Desta forma, para a apuração dos critérios de autoria, integridade e indestrutibilidade, elementos essenciais à apuração de validade dos documentos escritos, o legislador equiparou o documento assinado por qualquer das modalidades eletrônicas àquele assinado na presença de duas testemunhas, dispensando-as, portanto.
À luz do art. 10 da MP 2200-2/2001, a firma eletrônica qualificada possui presunção relativa de autoria e pode ser utilizada para qualquer finalidade, sem possibilidade de recusa injustificada, enquanto a assinatura na modalidade simples apenas tem validade entre as partes contratantes ou terceiros que quiserem aceitá-la[2].
Em relação à autoria, é possível elencar os seguintes níveis de segurança do documento digital: Nível 1 (menos seguro) – Documento apócrifo ou com assinatura baseada em texto (ex.: e-mail); Nível 2 – Firma Eletrônica Simples; Nível 3 – Firma Eletrônica Avançada; Nível 4 – Firma Eletrônica Qualificada; Nível 5 – Instrumento Público celebrado por meio de firma eletrônica avançada; Nível 6 (mais seguro) – Instrumento Público celebrado por meio de firma eletrônica qualificada. Em relação à integridade do documento digital, é possível classificá-los da seguinte forma: Nível 1 (menos seguro) – Documento sem criptografia; Nível 2 – Documento com criptografia simétrica[3]; Nível 3 – Documento com criptografia assimétrica; Nível 4 (mais seguro) – Documento com criptografia assimétrica que adota o modelo da Infraestrutura de Chaves Públicas do Brasil (ICP-Brasil)[4].
Desta forma, considerando que os documentos digitais firmados com assinatura eletrônica, em maior ou menor grau, atestam a autoria e integridade do documento eletrônico, a tecnologia supre o papel das testemunhas para a comprovação destes fatos, atribuindo ao título natureza executiva.
O escritório Inglez, Werneck, Ramos, Cury e Françolin Advogados possui vasta experiência no assessoramento e atuação em ações de execução de título extrajudicial e demandas cogentes, colocando-se à disposição para prestar esclarecimentos complementares acerca do assunto.

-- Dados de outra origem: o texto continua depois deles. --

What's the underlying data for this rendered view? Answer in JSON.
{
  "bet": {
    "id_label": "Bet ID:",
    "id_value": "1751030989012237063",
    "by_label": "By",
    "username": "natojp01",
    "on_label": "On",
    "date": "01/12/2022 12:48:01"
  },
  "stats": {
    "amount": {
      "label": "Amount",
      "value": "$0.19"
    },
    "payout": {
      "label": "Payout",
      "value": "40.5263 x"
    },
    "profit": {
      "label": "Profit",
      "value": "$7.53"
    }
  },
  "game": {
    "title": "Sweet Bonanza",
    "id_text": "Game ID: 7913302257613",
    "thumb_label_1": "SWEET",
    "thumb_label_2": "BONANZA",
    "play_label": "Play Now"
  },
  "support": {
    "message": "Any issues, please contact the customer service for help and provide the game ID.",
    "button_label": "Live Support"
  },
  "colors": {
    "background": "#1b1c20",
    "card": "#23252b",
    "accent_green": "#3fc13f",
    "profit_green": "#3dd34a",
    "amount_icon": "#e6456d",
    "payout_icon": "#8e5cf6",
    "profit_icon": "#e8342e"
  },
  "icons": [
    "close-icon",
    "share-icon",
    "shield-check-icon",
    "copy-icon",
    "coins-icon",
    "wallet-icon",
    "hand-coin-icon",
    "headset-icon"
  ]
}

[1] REsp n. 1.495.920/DF, relator Ministro Paulo de Tarso Sanseverino, Terceira Turma, julgado em 15/5/2018, DJe de 7/6/2018.
[2] CHIAVASSA, Marcelo de Mello Paula Lima; TEIXEIRA, Milena Gomes Francisco. O Impacto das Novas Tecnologias do Direito Probatório: um olhar sobre os documentos eletrônicos digitais. Revista de Processo, vol. 339/2023, pp. 353/380, maio/2023, DTR\2023\3920.
[3] A criptografia assimétrica é baseada no modelo de duas chaves distintas: uma privada (certificado digital) e outra pública (disponível para todos) correspondente, no qual o documento só poderá ser aberto pela chave pública de seu signatário se assinado com a chave privada do mesmo (MENKE, Fabiano. Assinaturas digitais, certificados digitais, infra-estrutura de chaves públicas brasileiras e a ICP alemã. Doutrinas Essenciais de Responsabilidade Civil, v. 8, p. 1169-1180, out. 2011).
[4] CHIAVASSA, Marcelo de Mello Paula Lima; ANDRADE, Vitor Morais de. Manual de direito digital. São Paulo: Tirant Lo Blanch, 2020, p. 132.